No, it won’t help Microsoft, or better said it won’t help them in the way they are expecting it to. I believe Titanfall won’t be the Xbox One system seller that Microsoft crave it to be and the reason is fairly simple. It’s because the game will also be released on Xbox 360 and PC, platforms with a very big install base. Let’s look at it like this: the majority of Xbox 360 owners that like multiplayer shooters and are interested in the game’s performance already bought an Xbox One last year when the console launched alongside Call of Duty: Ghosts and Battlefield 4; the ones that aren’t so interested in the performance have settled with the Xbox 360 version of those games. And I think it will be the same situation in Titanfall’s case, Xbox 360 owners will not be pushed over the edge to get an Xbox One when they can enjoy the game on the console they already own. The same goes for PC gamers, they will most likely buy the PC version because that’s the platform they invested in and that’s where their friends will be playing. So the target Microsoft is trying to reach at is the gamers that only have a PlayStation. Sure, it will get them to sell some consoles, but I don’t see it emptying store shelves and putting them ahead in the sales race.
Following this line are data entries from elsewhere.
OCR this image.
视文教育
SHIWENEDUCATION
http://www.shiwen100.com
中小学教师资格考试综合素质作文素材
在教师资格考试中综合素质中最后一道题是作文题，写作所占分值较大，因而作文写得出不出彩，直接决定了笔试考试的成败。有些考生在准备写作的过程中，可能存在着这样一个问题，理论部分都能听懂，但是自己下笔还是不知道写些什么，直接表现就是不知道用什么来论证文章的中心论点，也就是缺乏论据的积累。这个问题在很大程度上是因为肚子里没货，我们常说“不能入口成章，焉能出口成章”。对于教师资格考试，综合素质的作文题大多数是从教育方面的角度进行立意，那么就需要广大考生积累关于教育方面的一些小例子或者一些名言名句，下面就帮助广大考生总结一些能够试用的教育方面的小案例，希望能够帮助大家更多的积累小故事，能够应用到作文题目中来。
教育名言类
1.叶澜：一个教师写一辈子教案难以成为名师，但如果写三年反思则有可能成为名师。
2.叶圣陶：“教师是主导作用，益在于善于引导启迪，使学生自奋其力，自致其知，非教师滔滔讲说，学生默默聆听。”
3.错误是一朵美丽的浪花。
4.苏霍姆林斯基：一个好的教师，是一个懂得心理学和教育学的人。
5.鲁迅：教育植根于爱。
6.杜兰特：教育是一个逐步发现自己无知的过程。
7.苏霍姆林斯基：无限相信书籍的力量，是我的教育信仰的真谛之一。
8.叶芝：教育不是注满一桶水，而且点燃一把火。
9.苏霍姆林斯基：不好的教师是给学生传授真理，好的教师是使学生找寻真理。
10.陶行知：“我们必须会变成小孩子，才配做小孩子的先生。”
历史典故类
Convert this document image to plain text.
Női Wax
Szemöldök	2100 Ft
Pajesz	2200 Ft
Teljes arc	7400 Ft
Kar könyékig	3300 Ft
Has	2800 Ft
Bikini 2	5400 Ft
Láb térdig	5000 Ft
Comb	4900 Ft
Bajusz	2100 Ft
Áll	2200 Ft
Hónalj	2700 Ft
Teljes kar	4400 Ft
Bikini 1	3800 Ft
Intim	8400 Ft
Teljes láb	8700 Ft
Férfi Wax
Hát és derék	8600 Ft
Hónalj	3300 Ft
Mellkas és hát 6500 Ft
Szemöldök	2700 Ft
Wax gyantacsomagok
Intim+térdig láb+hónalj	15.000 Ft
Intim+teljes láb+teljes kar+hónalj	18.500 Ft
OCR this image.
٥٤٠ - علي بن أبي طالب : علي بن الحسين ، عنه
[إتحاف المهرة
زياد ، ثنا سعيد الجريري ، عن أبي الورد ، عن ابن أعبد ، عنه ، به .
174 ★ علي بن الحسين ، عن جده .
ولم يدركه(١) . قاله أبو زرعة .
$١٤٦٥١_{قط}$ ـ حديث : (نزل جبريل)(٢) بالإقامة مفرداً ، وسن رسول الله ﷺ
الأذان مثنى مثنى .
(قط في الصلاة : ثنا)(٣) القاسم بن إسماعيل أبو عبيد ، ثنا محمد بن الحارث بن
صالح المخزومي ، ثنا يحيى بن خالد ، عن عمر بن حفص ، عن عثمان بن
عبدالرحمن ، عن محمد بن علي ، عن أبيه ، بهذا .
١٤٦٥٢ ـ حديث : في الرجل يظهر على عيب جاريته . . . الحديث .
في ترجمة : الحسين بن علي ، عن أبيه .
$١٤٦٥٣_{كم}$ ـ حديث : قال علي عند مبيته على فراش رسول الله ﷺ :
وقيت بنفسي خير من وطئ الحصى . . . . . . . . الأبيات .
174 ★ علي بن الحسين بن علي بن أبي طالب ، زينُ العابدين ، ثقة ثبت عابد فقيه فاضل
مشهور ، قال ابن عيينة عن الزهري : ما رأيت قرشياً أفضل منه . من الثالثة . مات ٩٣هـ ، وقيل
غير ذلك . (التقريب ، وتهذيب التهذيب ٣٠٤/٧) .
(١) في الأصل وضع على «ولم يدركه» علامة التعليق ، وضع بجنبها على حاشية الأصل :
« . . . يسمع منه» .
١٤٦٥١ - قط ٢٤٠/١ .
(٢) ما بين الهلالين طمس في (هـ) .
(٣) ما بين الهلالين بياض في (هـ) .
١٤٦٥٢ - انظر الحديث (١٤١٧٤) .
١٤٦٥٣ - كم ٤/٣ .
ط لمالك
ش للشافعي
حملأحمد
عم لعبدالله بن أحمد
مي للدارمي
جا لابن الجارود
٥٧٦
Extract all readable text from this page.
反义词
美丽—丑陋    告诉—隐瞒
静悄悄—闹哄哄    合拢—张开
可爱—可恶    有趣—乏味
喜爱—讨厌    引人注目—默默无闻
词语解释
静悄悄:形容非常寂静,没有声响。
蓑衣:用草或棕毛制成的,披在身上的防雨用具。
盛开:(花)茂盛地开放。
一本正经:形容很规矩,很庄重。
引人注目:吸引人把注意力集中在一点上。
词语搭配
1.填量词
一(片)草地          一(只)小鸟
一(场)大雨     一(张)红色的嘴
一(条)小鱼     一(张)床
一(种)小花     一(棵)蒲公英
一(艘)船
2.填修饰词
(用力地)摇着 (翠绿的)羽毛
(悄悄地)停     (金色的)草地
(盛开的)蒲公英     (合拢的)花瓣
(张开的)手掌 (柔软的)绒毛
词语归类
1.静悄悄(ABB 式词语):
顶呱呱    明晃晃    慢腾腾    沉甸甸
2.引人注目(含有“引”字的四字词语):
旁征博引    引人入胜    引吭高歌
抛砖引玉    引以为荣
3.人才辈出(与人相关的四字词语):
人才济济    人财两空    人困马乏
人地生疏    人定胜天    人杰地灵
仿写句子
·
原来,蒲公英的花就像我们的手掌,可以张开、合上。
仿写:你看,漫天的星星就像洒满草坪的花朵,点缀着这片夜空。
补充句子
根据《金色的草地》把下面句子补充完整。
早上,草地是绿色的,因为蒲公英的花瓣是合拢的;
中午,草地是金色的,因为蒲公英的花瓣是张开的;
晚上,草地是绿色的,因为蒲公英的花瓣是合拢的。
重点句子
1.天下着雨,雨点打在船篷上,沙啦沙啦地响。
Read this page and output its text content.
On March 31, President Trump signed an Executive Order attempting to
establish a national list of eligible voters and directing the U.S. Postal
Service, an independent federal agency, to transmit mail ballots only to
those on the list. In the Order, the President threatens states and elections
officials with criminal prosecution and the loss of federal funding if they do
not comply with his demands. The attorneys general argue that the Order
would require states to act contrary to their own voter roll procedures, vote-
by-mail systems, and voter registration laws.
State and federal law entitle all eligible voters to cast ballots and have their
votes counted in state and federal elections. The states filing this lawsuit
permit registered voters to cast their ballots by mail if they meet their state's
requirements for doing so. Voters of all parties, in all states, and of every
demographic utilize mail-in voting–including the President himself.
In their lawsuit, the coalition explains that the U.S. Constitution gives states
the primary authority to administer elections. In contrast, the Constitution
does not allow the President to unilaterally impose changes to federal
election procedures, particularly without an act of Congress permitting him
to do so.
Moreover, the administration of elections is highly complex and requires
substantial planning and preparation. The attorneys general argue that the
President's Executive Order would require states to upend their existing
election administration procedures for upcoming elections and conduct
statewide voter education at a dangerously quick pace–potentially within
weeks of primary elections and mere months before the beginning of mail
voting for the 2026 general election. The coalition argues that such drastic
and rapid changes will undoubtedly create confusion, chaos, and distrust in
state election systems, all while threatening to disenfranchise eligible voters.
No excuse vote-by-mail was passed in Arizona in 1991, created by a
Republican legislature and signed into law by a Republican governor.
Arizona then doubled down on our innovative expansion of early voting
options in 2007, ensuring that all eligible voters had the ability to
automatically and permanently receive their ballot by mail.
I consider this exclusivity deal more like a service for actual Xbox owners, to offer them a game that fills a gap, that helps them through the drought of exclusive titles until the first party studios Microsoft has start rolling out their big projects in Autumn. A true megaton and a real Xbox One seller would have been if Microsoft went all out with their offer and convinced EA the only console version of the game would be available on the Xbox One. I understand this meant a lot more money from Microsoft and this surely is the reason it didn’t go that way, because it was too risky even for them. But that would have been a perfect way for Microsoft to market the Xbox One as the only console that can run Titanfall, thanks to the power of cloud computing. Seeing that a 360 version of the game is also possible, people start to think Microsoft’s statements about the cloud are just dust in their eyes.
How does it affect Respawn Entertainment?
Respawn, even if they have talented and experienced developers, is a small new studio that hasn’t proved itself yet, but they seem to be on the right track with Titanfall. One of the reasons Vince Zampella and Jason West, the founders of Respanw Entertainment, left the Call of Duty franchise behind was because Activision weren’t giving them enough control over the games they were creating. So they decided to depart and start working on their dream project which would shape up to be the game that is known today as Titanfall. According to some insiders, the initial agreement between the parties was that Microsoft was going to receive a timed console exclusivity of the game for 1 year. This was the deal Zampella and West agreed with. Time passes, but negotiations between EA and Microsoft continue behind the scenes. When EA drops the bomb that Titanfall will be a permanent Xbox console exclusive even Zampella is taken by surprise, as it could be seen from the messages he posted at that time on Twitter. I don’t think Respawn was pleased by the decision EA made without their consent. From an artistic perspective, every developer wants as many people as possible to play and enjoy their game. Yes, I know there are first party studios that only do exclusive games, but they know that upfront and are doing it willingly. It wasn’t the situation here, Respawn was still going to develop Titanfall for PlayStation platforms at one point, but following the contract EA signed they were forced not to and this affected their creative process.
Now let’s look at it from a business standpoint. Call of Duty became the juggernaut multi-million dollar franchise that is today also because it was available on as many platforms as possible. If Respawn aspire to transform Titanfall into such a franchise they need to break the exclusivity shackles that holds it back and offer their next game the biggest exposure they can.